İşsiz Sayısı ve İşsizlik Hesabı

Daha önce, çok tartışılan işsizlik hesabı üzerinde durmuş ve farklı işsizlik hesaplarını incelemiştik.

Kısa bir hatırlatma yapmak gerekirse, TÜİK’e göre işsiz tanımı şu şekildeydi:

İşsiz: Referans dönemi içinde istihdam halinde olmayan (kâr karşılığı, yevmiyeli, ücretli ya da ücretsiz olarak hiçbir işte çalışmamış ve böyle bir iş ile bağlantısı da olmayan) kişilerden iş aramak için son 4 hafta içinde iş arama kanallarından en az birini kullanmış ve 2 hafta içinde işbaşı yapabilecek durumda olan 15 ve daha yukarı yaştaki fertler işsiz nüfusa dahildirler.

Farklı kaynaklarca dile getirilen geniş tanımlı işsizlik ise şu şekilde hesaplanmaktaydı:

Geniş tanımlı işsizlik hesaplaması beş unsurdan oluşmaktadır:

1. Dar tanımlı (standart) işsizler (TÜİK tanımı)

2. İş bulma ümidini kaybeden işsizler

3. İş aramayan ancak çalışmaya hazır olan işsizler

4. Mevsimlik çalışanlar

5. Zamana bağlı eksik çalışanlar

Bu kapsamda, “işsiz sayısının çalışan sayısını geçtiği” yönündeki iddiayı her iki işsizlik tanımını da tartışmaya dahil ederek incelemeliyiz.

 

Ülkemizde İşsiz Sayısı Çalışan Sayısını (Henüz!) Geçmedi

Bu sorunun doğru cevabını bulabilmek için iki hususun açıklığa kavuşturulması gerekmektedir. Birincisi, gerçekten de işsizlerle çalışanları mı karşılaştırıyoruz, yoksa işgücüne katılanlarla işgücüne dahil olmayanları mı? İkincisi ise, işsiz derken gerçekte neyi kast ediyoruz? Birinci sorunun cevabı, aslında bu konudaki kafa karışıklığının da sebebini bize göstermektedir.

Aşağıda, TÜİK tarafından hazırlanan “nüfusun işgücü durumu” tablosunun en güncel hali bulunmakta:

 

TÜİK Tarafından Hazırlanan Nüfusun İşgücü Durumu Verileri

 

Tablodaki 1 numaralı sütun, işgücü istatistiklerinin konusu olan 15 ve daha yukarı yaştaki nüfusu göstermektedir.
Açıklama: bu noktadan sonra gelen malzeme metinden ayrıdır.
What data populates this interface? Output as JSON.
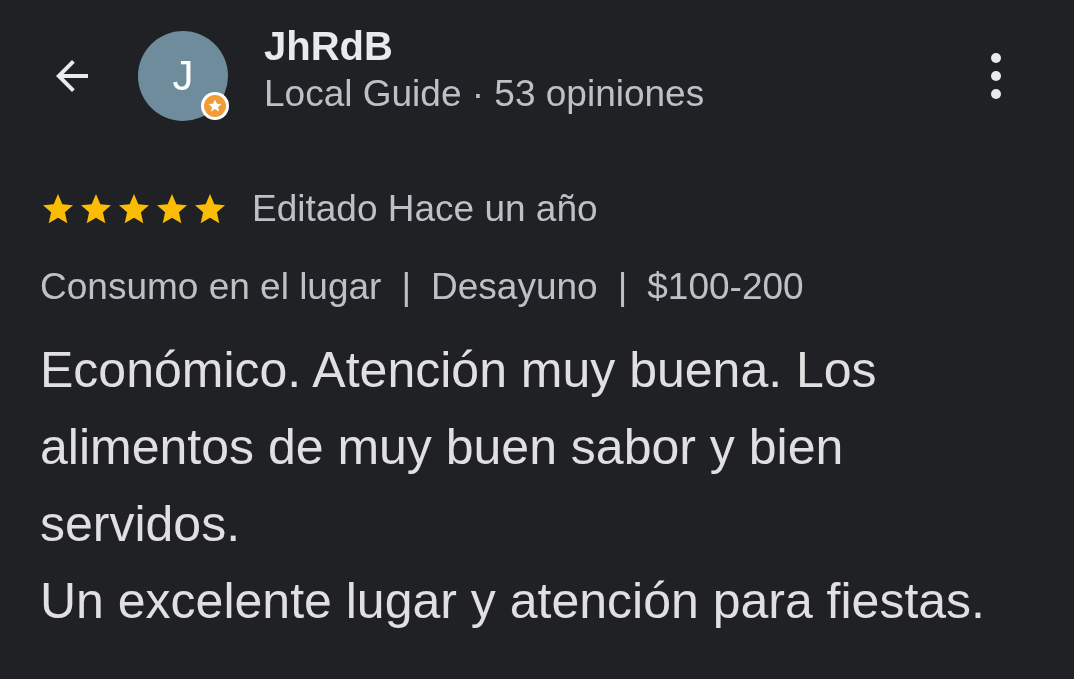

Bu nüfus ilk olarak, (2) İşgücü ve (5) İşgücüne dahil olmayan nüfus olarak ikiye ayrılmaktadır; yani 2 ve 5 numaralı sütunların toplamı, 1 numaralı sütunu vermektedir. Yukarıda sorduğumuz birinci soru kapsamında, eğer biz işgücüne dahil olan ve olmayan kişi sayısını karşılaştırmak istiyorsak, tablodaki 2 ve 5 numaralı sütunlara bakmamız gerekiyor. Bu sayılara 2005 yılından itibaren bakacak olursak, işgücünün 2014 yılından 2020 yılı Ocak ayına kadar daha yüksek olduğunu, diğer yıllarda ise işgücüne dahil olmayan nüfusun daha yüksek olduğunu görebiliriz. Dolayısıyla, işgücüne dahil olan ve olmayan nüfusu karşılaştırdığımız zaman söz konusu iddia doğru olmakla birlikte, cumhuriyet tarihinde bir ilkten söz etmemiz mümkün değildir. İşgücü dışındaki nüfus, aşağıdaki grafikten de görüleceği üzere, uzun yıllar boyunca işgücünden daha yüksek olagelmiştir.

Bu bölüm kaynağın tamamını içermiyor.